Le sfilate di Jeremy Scott

L’ultima sfilata di Moschino, a febbraio, aveva un riferimento culturale più sofisticato rispetto a quelle che citavano McDonald’s o Barbie. S’intitolava Il falò delle vanità, non una citazione del romanzo di Tom Wolfe, ma dell’originale “Falò delle vanità” che avvenne a Firenze nel 1497: il frate Girolamo Savonarola e i suoi seguaci sequestrarono e bruciarono oggetti di lusso considerati causa di peccati, tra cui specchi, abiti, cosmetici, opere d’arte e strumenti musicali. Le modelle hanno sfilato indossando tappeti persiani, gonne bruciacchiate o annerite, o addirittura fumanti. Il senso di Il falò delle vanità era criticare il fenomeno dell’eccessiva “velocità della moda“. Negli ultimi tempi il mondo della moda sta riflettendo sui modi e i tempi di presentazione dei nuovi capi alle sfilate e poi nei negozi: gli stilisti sono obbligati a proporre più collezioni all’anno rispetto a prima dell’arrivo dei social network perché ora le sfilate sono mostrate in tempo reale al pubblico che poi non ha voglia di aspettare sei mesi per acquistare i nuovi capi. Le collezioni sono prodotte una dopo l’altra, più di prima e molto velocemente: il rischio è che il sistema diventi insostenibile, e gli abiti bruciati sono una metafora di questo pericolo. 

Jeremy Scott è a sua volta responsabile del problema della “moda veloce”. Ai tempi di Franco Moschino la casa di moda faceva uscire due collezioni all’anno, Scott disegna due collezioni principali (di circa 220 capi ciascuna), una pre-collezione femminile di circa 200 capi, e due collezioni maschili. Per ognuna di queste realizza anche borse e accessori. Dal 2014 Scott ha iniziato a disegnare anche capsule collection: collezioni con una quantità di capi limitata, tra i 20 e i 30, solitamente dedicate a occasioni speciali che si trovano nei negozi a partire dal giorno successivo alla sfilata. Scott realizza anche altre due collezioni ogni anno, quelle per il suo marchio personale. Scott è anche tra gli stilisti che usano di più i social network, un altro fattore che ha accelerato l’industria della moda. 

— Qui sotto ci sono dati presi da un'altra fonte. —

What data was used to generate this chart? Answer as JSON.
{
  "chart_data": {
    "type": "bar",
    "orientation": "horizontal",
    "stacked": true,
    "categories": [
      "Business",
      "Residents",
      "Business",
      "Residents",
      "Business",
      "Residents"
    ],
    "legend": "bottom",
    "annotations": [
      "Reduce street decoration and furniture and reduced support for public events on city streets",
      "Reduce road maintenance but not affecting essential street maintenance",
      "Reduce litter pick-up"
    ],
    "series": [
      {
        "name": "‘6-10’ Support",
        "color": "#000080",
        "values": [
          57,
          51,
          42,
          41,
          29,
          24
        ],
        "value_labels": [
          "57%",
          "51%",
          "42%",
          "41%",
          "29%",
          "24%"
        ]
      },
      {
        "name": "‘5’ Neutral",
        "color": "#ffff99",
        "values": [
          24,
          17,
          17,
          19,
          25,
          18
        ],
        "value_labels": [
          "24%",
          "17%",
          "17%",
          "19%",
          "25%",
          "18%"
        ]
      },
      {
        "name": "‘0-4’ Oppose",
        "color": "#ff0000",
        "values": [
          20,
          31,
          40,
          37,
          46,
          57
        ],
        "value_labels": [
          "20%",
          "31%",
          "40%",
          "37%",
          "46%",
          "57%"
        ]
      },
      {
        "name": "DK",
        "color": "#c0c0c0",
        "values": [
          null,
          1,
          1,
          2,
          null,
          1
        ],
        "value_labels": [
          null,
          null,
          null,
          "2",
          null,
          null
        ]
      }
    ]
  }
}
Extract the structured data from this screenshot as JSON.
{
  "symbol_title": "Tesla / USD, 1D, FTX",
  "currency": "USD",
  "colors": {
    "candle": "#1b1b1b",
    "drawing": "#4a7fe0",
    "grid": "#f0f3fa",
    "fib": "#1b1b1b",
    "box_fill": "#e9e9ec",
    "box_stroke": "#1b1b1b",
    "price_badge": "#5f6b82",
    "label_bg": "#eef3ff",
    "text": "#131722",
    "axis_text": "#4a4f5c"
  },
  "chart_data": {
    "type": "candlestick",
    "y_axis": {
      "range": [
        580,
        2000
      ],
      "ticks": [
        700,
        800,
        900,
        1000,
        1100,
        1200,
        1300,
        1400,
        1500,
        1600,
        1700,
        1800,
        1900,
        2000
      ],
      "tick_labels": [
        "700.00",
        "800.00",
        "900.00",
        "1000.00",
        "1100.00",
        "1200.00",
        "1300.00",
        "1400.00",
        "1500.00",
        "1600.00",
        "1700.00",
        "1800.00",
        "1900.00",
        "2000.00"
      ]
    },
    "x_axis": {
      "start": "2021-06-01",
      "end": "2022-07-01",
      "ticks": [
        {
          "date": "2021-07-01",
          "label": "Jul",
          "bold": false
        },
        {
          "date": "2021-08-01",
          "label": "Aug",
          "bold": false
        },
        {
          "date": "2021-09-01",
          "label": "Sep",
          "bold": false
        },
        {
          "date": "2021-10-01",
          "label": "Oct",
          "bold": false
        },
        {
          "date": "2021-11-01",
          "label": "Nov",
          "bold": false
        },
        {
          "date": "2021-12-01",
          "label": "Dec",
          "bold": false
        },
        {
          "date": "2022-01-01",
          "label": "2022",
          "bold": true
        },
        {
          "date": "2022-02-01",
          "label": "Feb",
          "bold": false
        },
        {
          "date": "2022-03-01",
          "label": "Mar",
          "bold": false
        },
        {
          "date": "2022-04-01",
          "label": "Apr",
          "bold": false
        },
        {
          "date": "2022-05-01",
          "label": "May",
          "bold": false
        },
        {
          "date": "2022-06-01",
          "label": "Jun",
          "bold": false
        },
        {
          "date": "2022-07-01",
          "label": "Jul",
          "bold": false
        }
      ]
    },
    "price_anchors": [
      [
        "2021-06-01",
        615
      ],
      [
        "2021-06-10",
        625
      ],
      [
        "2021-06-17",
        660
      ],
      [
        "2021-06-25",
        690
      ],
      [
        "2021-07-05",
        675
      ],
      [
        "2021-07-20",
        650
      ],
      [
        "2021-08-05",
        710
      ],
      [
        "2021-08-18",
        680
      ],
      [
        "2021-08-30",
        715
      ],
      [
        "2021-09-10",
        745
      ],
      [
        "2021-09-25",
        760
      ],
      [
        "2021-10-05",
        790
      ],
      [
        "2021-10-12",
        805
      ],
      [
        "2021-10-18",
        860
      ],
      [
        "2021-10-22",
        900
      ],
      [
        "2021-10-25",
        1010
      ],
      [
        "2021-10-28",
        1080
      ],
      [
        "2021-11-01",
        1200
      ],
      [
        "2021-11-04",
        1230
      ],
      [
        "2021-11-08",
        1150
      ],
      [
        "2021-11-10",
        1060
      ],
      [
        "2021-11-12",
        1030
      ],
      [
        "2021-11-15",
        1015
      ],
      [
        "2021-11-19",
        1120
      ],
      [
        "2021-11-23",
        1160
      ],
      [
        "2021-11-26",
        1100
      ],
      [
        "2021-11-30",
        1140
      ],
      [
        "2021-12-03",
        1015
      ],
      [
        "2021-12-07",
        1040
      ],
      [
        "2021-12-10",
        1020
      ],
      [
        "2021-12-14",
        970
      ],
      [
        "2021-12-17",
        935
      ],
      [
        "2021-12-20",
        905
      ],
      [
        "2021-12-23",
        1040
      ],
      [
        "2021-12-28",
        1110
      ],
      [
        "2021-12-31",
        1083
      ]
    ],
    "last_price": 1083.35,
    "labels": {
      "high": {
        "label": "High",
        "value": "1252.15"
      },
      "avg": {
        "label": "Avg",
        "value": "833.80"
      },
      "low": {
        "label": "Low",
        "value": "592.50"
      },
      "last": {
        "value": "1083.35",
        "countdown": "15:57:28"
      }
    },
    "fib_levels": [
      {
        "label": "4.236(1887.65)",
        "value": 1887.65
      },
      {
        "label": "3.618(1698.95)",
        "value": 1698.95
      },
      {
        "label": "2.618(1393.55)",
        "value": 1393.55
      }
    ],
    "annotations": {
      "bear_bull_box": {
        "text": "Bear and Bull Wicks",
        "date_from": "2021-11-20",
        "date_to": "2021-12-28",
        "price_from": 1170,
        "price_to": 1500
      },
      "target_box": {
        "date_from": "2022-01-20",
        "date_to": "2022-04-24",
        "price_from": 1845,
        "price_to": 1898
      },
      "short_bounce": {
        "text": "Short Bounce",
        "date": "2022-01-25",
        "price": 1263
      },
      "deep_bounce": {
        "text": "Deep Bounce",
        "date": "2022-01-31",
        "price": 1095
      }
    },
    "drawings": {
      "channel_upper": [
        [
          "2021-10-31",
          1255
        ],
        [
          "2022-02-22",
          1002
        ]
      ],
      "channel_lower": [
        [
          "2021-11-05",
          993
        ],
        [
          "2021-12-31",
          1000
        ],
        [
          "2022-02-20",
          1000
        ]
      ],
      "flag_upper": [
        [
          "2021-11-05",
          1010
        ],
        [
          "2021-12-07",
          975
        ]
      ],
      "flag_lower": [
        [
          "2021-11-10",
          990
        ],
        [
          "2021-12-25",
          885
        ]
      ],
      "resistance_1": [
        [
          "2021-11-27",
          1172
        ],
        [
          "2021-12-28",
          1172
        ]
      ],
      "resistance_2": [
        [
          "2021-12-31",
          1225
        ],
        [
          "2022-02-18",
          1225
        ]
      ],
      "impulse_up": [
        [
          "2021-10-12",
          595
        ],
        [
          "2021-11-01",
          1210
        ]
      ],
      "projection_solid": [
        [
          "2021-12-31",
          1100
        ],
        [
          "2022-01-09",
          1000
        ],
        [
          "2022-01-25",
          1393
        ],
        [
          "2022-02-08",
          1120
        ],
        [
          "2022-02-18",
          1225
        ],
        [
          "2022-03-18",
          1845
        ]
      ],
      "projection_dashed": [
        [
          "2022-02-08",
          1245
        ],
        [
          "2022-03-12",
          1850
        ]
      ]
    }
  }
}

Da quando Scott è diventato il direttore creativo di Moschino, le sue sfilate alla settimana della moda di Milano sono diventate grossi eventi mondani, che attraggono personaggi famosi: Katy Perry, Miley Cyrus, Rihanna e altre star della musica pop sono apparse più volte in prima fila. Gli stessi personaggi compaiono spesso anche anche nelle foto che Scott pubblica sul suo profilo Instagram, seguito da 1,3 milioni di persone.

  I LOVE MY @badgalriri SO MUCH AND COULD NOT BE MORE PROUD OF HER !!! 💘💕💘💕💘   Una foto pubblicata da Jeremy Scott (@itsjeremyscott) in data:

L’eredità di Franco Moschino

Sul New Yorker, Lizzie Widdicombe scrive che nel mondo della moda Scott è considerato il perfetto erede di Franco Moschino, che prima di fondare la sua casa di moda era stato un pittore e poi un illustratore per marchi come Versace. All’inizio degli anni Ottanta provò ad andare contro la serietà della moda dell’epoca ispirandosi agli artisti surrealisti, parodiando le ultime tendenze e usando fantasie ironiche per le sue collezioni: carte da gioco, finti nasi da maiale, punti di domanda, stampe di pelle di mucca. Alcune di queste fantasie sono state riprese da Scott che a sua volta si diverte a prendere in giro i simboli della moda, come ha fatto per i tailleur e le borse Chanel nella sfilata autunno-inverno 2014-15.

In passato Scott ha anche utilizzato gli abiti per lanciare un messaggio politico, come faceva anche Franco Moschino, inserendo messaggio contro la crudeltà verso gli animali o di sensibilizzazione sull’AIDS: nella collezione autunno-inverno 2009-10 del suo marchio personale, Scott ha inserito l’elmetto con le orecchie da Topolino – indossato da Rihanna nel video di Hard – e altri elementi in stile militare sdrammatizzati, per criticare gli interventi dell’esercito americano nel mondo.